Kavanaugh expressed interest in a result raised by Liberal Judge Elena Kagan in which state court clerks would not be allowed to allow lawsuits from individuals seeking enforcement while legality litigation of the measurement is taking place.

Kavanaugh questioned whether states could pass similar laws that violate other constitutional rights, including gun rights. A state, for example, could allow $ 1 million in damages against anyone who sells an AR-15 rifle, he said. Kavanaugh also questioned whether it could fill a loophole “exploited” by the Texas measure in court precedents regarding when state officials can be barred from enforcing unconstitutional laws.

His tone was more skeptical of the Biden administration trial, telling US Solicitor General Elizabeth Prelogar the challenge was “different, irregular and unusual.”

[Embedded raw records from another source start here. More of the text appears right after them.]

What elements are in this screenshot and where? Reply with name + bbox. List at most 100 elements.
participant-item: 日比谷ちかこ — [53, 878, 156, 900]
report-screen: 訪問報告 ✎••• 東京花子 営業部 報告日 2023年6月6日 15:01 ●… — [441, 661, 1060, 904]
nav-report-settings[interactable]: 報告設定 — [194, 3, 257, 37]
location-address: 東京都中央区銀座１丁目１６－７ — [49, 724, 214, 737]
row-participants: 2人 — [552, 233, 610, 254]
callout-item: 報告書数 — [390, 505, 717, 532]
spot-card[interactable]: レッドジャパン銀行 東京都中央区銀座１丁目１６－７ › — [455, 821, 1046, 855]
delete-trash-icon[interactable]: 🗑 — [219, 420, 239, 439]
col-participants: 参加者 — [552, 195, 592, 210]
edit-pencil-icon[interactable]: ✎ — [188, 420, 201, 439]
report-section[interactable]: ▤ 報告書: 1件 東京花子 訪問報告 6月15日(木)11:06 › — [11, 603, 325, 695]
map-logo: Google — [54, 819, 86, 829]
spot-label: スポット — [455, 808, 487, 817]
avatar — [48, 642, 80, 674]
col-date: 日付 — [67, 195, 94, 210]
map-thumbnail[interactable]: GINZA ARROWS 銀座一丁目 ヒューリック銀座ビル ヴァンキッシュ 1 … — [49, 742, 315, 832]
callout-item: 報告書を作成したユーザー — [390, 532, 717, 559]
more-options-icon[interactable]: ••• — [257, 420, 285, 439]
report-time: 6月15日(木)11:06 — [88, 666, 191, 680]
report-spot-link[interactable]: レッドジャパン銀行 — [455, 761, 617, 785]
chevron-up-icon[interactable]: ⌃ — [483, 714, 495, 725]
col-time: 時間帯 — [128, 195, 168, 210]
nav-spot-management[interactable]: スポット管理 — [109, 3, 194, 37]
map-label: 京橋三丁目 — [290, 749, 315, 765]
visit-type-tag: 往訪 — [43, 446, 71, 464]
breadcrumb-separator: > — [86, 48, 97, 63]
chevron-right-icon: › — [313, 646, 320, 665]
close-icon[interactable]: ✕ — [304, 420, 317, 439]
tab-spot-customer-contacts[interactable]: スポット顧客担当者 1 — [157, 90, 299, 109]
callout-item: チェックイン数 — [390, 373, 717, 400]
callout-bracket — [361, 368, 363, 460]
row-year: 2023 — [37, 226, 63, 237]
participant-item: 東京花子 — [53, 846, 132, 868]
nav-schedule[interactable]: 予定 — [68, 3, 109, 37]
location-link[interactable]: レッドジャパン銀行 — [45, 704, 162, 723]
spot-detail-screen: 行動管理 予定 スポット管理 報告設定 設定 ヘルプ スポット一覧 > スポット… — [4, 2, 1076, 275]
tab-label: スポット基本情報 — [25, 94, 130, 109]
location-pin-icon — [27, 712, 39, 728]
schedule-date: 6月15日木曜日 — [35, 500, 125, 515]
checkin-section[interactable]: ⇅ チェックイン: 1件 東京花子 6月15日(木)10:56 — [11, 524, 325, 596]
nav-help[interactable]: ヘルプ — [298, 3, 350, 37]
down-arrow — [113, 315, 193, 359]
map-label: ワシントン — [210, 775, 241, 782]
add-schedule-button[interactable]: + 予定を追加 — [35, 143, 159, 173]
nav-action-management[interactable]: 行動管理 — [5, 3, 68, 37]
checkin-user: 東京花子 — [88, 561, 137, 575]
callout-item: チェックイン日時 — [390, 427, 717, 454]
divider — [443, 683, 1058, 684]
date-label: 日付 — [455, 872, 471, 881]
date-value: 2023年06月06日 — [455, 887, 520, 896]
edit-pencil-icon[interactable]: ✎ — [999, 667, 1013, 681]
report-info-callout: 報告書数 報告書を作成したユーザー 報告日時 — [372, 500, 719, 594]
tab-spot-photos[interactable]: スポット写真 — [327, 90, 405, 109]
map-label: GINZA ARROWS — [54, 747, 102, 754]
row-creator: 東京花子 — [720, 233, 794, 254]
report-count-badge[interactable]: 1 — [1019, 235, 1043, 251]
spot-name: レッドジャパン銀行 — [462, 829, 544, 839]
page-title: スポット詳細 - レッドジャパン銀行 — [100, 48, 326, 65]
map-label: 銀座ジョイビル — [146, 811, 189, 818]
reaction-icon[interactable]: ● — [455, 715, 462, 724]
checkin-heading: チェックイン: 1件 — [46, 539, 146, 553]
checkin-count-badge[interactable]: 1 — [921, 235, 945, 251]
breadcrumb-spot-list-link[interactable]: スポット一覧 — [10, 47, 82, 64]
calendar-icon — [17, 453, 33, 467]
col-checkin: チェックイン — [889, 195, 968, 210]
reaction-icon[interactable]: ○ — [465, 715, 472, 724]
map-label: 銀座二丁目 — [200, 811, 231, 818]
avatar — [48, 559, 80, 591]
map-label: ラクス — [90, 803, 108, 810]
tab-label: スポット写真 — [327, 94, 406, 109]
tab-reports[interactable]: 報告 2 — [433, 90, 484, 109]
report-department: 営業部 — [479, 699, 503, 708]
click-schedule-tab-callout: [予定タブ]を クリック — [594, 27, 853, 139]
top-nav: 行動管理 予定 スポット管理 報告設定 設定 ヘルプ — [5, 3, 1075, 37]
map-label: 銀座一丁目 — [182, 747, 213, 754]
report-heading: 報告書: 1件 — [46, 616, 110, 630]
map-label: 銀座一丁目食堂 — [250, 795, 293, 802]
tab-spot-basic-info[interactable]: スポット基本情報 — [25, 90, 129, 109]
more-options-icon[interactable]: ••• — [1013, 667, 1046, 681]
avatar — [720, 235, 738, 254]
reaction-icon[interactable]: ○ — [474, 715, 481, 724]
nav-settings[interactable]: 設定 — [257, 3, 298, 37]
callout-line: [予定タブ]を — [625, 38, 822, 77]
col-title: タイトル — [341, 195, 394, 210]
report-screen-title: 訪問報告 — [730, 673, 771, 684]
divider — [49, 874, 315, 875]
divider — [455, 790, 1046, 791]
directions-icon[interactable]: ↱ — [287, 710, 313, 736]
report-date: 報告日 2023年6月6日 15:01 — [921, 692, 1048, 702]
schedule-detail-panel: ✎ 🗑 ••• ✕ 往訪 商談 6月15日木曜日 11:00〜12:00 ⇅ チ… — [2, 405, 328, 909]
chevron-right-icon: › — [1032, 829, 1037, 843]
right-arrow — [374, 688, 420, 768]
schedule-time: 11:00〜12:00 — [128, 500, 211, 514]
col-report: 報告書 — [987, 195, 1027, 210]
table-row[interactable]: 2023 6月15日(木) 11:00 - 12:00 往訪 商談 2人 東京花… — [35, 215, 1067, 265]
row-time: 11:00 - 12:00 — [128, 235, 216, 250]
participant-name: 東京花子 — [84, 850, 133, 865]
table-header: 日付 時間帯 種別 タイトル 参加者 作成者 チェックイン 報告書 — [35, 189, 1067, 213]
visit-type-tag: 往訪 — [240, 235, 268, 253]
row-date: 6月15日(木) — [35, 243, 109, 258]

Kagan said the law was written by “some geniuses” to escape the general legal principle that “states should not override federal constitutional rights.” Kagan warned of the consequences of passing laws by states that violate rights, including same-sex marriage and religious freedom.

The Texas measure allows individuals to sue anyone who performs or helps a woman have an abortion after heart activity is detected in the embryo. This feature made it more difficult to sue the state directly. Individual citizens can be awarded a minimum of $ 10,000 for successfully filing lawsuits under the law. Biden’s administration called it a “bounty.”

Conservative Justices Clarence Thomas and Samuel Alito have asked if anyone would have standing to sue under the law without suffering direct harm. Texas Attorney General Judd Stone, defending the law, said personal “outrage” over abortion would be enough to warrant legal action.

The law has deterred abortion providers from facing countless potentially costly lawsuits in Texas – the second most populous US state behind California, with an estimated 29 million people.

The court agreed to take the case on October 22, bypassing lower courts given the challenges.

Reporting by Andrew Chung and Lawrence Hurley in Washington; Additional reports by Jan Wolfe; Editing by Will Dunham

Our standards: Thomson Reuters Trust Principles.